Sossi’s team provided more evidence that before the collision between Theia and Earth, Earth’s atmosphere was about 200 times thicker than it is today and made up of 97% carbon dioxide and no oxygen. Such an atmosphere would block out all light in the visible part of the electromagnetic spectrum. These conditions seem consistent with Genesis 1:2, which refers to Earth’s initial conditions: “Darkness was over the surface of the deep [Earth’s surface water].” A parallel text, Job 38:9, declares, “I [God] made the clouds its [Earth’s seas] garment and wrapped it in thick darkness.”

The second Genesis 1 affirmation concerns the oxygen level of Earth’s atmosphere. Thinning out Earth’s atmosphere by a factor of about 200 times did permit visible light to reach Earth’s surface. However, the lack of oxygen in Earth’s atmosphere made it so hazy that creatures on the planet would have been unable to discern any of the objects in the heavens that were responsible for the light.

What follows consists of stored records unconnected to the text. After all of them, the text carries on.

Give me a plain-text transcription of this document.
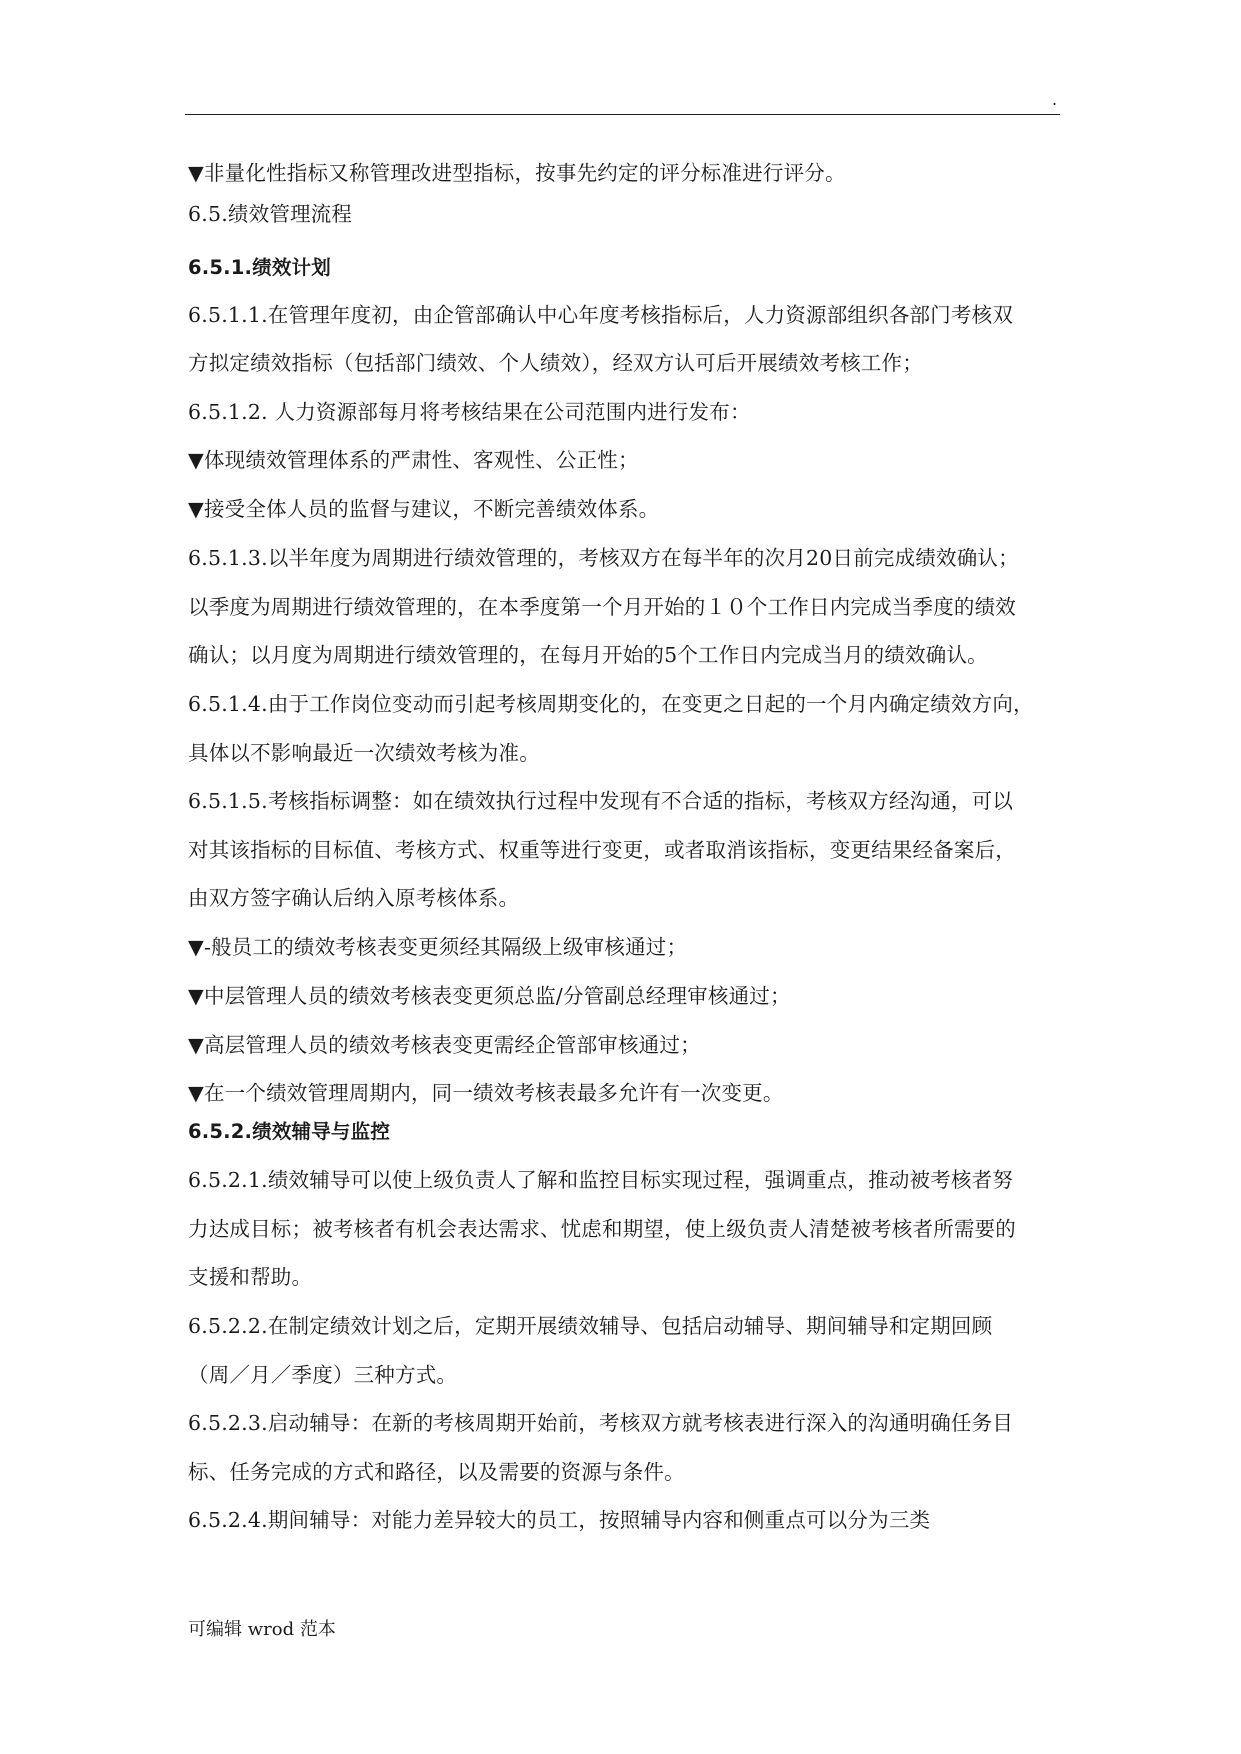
.
▼非量化性指标又称管理改进型指标，按事先约定的评分标准进行评分。
6.5.绩效管理流程
6.5.1.绩效计划
6.5.1.1.在管理年度初，由企管部确认中心年度考核指标后，人力资源部组织各部门考核双
方拟定绩效指标（包括部门绩效、个人绩效），经双方认可后开展绩效考核工作；
6.5.1.2. 人力资源部每月将考核结果在公司范围内进行发布：
▼体现绩效管理体系的严肃性、客观性、公正性；
▼接受全体人员的监督与建议，不断完善绩效体系。
6.5.1.3.以半年度为周期进行绩效管理的，考核双方在每半年的次月20日前完成绩效确认；
以季度为周期进行绩效管理的，在本季度第一个月开始的１０个工作日内完成当季度的绩效
确认；以月度为周期进行绩效管理的，在每月开始的5个工作日内完成当月的绩效确认。
6.5.1.4.由于工作岗位变动而引起考核周期变化的，在变更之日起的一个月内确定绩效方向，
具体以不影响最近一次绩效考核为准。
6.5.1.5.考核指标调整：如在绩效执行过程中发现有不合适的指标，考核双方经沟通，可以
对其该指标的目标值、考核方式、权重等进行变更，或者取消该指标，变更结果经备案后，
由双方签字确认后纳入原考核体系。
▼-般员工的绩效考核表变更须经其隔级上级审核通过；
▼中层管理人员的绩效考核表变更须总监/分管副总经理审核通过；
▼高层管理人员的绩效考核表变更需经企管部审核通过；
▼在一个绩效管理周期内，同一绩效考核表最多允许有一次变更。
6.5.2.绩效辅导与监控
6.5.2.1.绩效辅导可以使上级负责人了解和监控目标实现过程，强调重点，推动被考核者努
力达成目标；被考核者有机会表达需求、忧虑和期望，使上级负责人清楚被考核者所需要的
支援和帮助。
6.5.2.2.在制定绩效计划之后，定期开展绩效辅导、包括启动辅导、期间辅导和定期回顾
（周／月／季度）三种方式。
6.5.2.3.启动辅导：在新的考核周期开始前，考核双方就考核表进行深入的沟通明确任务目
标、任务完成的方式和路径，以及需要的资源与条件。
6.5.2.4.期间辅导：对能力差异较大的员工，按照辅导内容和侧重点可以分为三类
可编辑 wrod 范本
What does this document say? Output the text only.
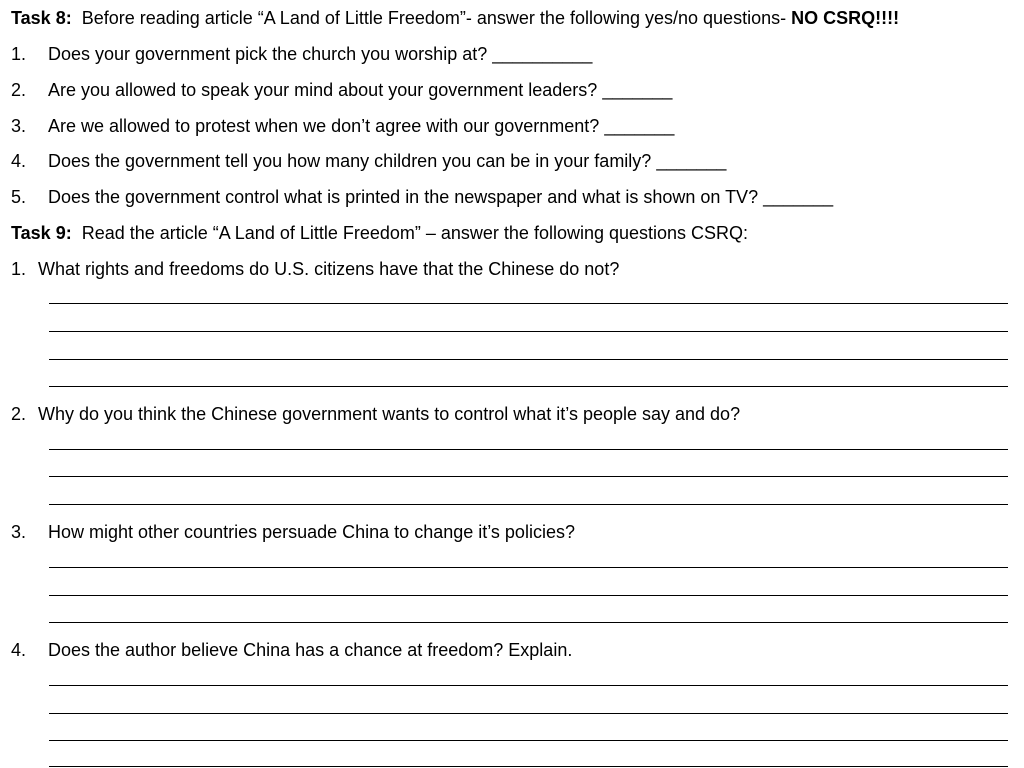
Task 8:  Before reading article “A Land of Little Freedom”- answer the following yes/no questions- NO CSRQ!!!!
1. Does your government pick the church you worship at? __________
2. Are you allowed to speak your mind about your government leaders? _______
3. Are we allowed to protest when we don’t agree with our government? _______
4. Does the government tell you how many children you can be in your family? _______
5. Does the government control what is printed in the newspaper and what is shown on TV? _______
Task 9:  Read the article “A Land of Little Freedom” – answer the following questions CSRQ:
1. What rights and freedoms do U.S. citizens have that the Chinese do not?
2. Why do you think the Chinese government wants to control what it’s people say and do?
3. How might other countries persuade China to change it’s policies?
4. Does the author believe China has a chance at freedom? Explain.
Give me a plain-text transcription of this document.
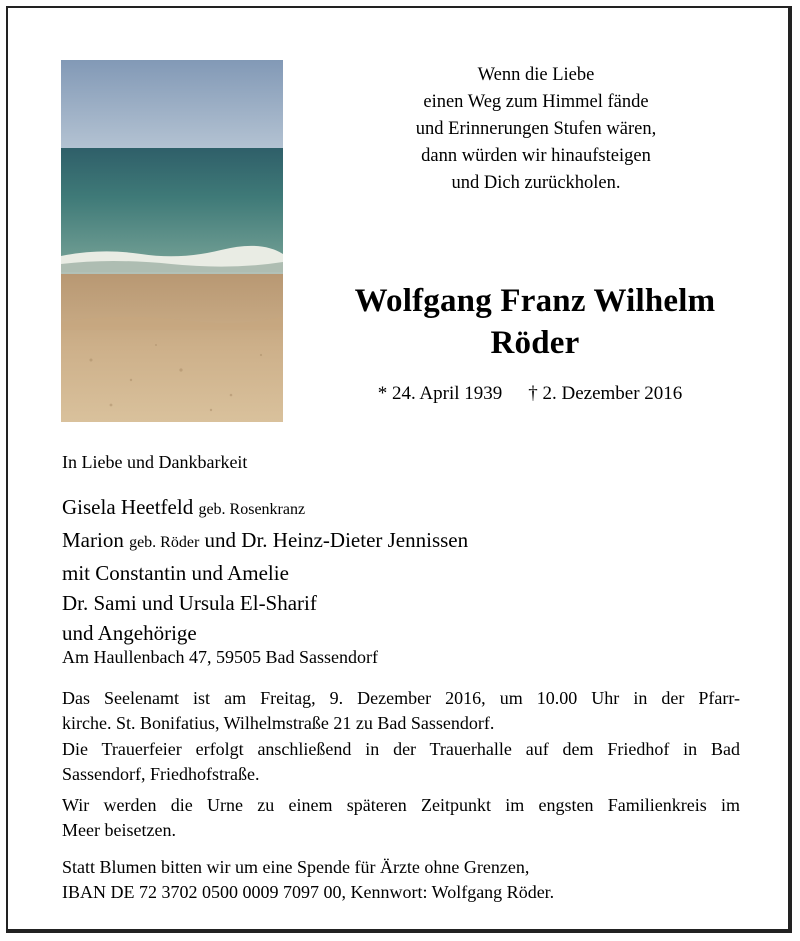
Wenn die Liebe
einen Weg zum Himmel fände
und Erinnerungen Stufen wären,
dann würden wir hinaufsteigen
und Dich zurückholen.
Wolfgang Franz Wilhelm
Röder
* 24. April 1939 † 2. Dezember 2016
In Liebe und Dankbarkeit
Gisela Heetfeld geb. Rosenkranz
Marion geb. Röder und Dr. Heinz-Dieter Jennissen
mit Constantin und Amelie
Dr. Sami und Ursula El-Sharif
und Angehörige
Am Haullenbach 47, 59505 Bad Sassendorf
Das Seelenamt ist am Freitag, 9. Dezember 2016, um 10.00 Uhr in der Pfarr-
kirche. St. Bonifatius, Wilhelmstraße 21 zu Bad Sassendorf.
Die Trauerfeier erfolgt anschließend in der Trauerhalle auf dem Friedhof in Bad
Sassendorf, Friedhofstraße.
Wir werden die Urne zu einem späteren Zeitpunkt im engsten Familienkreis im
Meer beisetzen.
Statt Blumen bitten wir um eine Spende für Ärzte ohne Grenzen,
IBAN DE 72 3702 0500 0009 7097 00, Kennwort: Wolfgang Röder.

As I wrote in 2018, a team of physicists demonstrated in laboratory experiments that increasing the oxygen content in Earth’s atmosphere from less than 1% to 8% or more made the atmosphere sufficiently transparent that animals would be able to discern the positions of the Sun, Moon, and stars in the sky. Genesis 1:14 (NASB) proclaims, “Let there be lights in the expanse of the heavens. . . . they shall serve as signs and for seasons, and for days and years.” As Genesis 1:20 implies, the signs are for the benefit of the animals that God created after Earth’s atmosphere became transparent.

This discovery demonstrates that the more we learn about the history of Earth and Earth’s life, the more evidence we accumulate for the accuracy and predictive power of the Bible’s creation texts. Today, this evidence powerfully establishes that the Bible must be inspired by the One who performed all the creation deeds humans observe.

Endnotes

  1. Paolo A. Sossi et al., “Redox State of Earth’s Magma Ocean and Its Venus-Like Early Atmosphere,” Science Advances 6, no. 48 (November 25, 2020): id. eabd1387, doi:10.1126/sciadv.abd1387.
  2. Kevin Zahnle, Laura Schaefer, and Bruce Fegley, “Earth’s Earliest Atmospheres,” Cold Spring Harbor Perspectives in Biology 2, no. 10 (October 2010): id. a004895, doi:10.1101/cshperspect.004895; Kevin Zahnle et al., “Emergence of a Habitable Planet,” Space Science Reviews 129 (August 2007): 35–78, doi:10.1007/s11214-007-9225-z.
  3. Hilke E. Schlitchting, Paul H. Warren, and Qing-Zhu Yin, “The Last Stages of Terrestrial Planet Formation: Dynamical Friction and the Late Veneer,” Astrophysical Journal 752, no. 8 (June 10, 2012): id. 8, doi:10.1088/0004-637X/752/1/8; R. Brasser et al., “Late Veneer and Late Accretion to the Terrestrial Planets,” Earth and Planetary Science Letters 455 (December 1, 2016): 85–93, doi:10.1016/j.epsl.2016.09.013.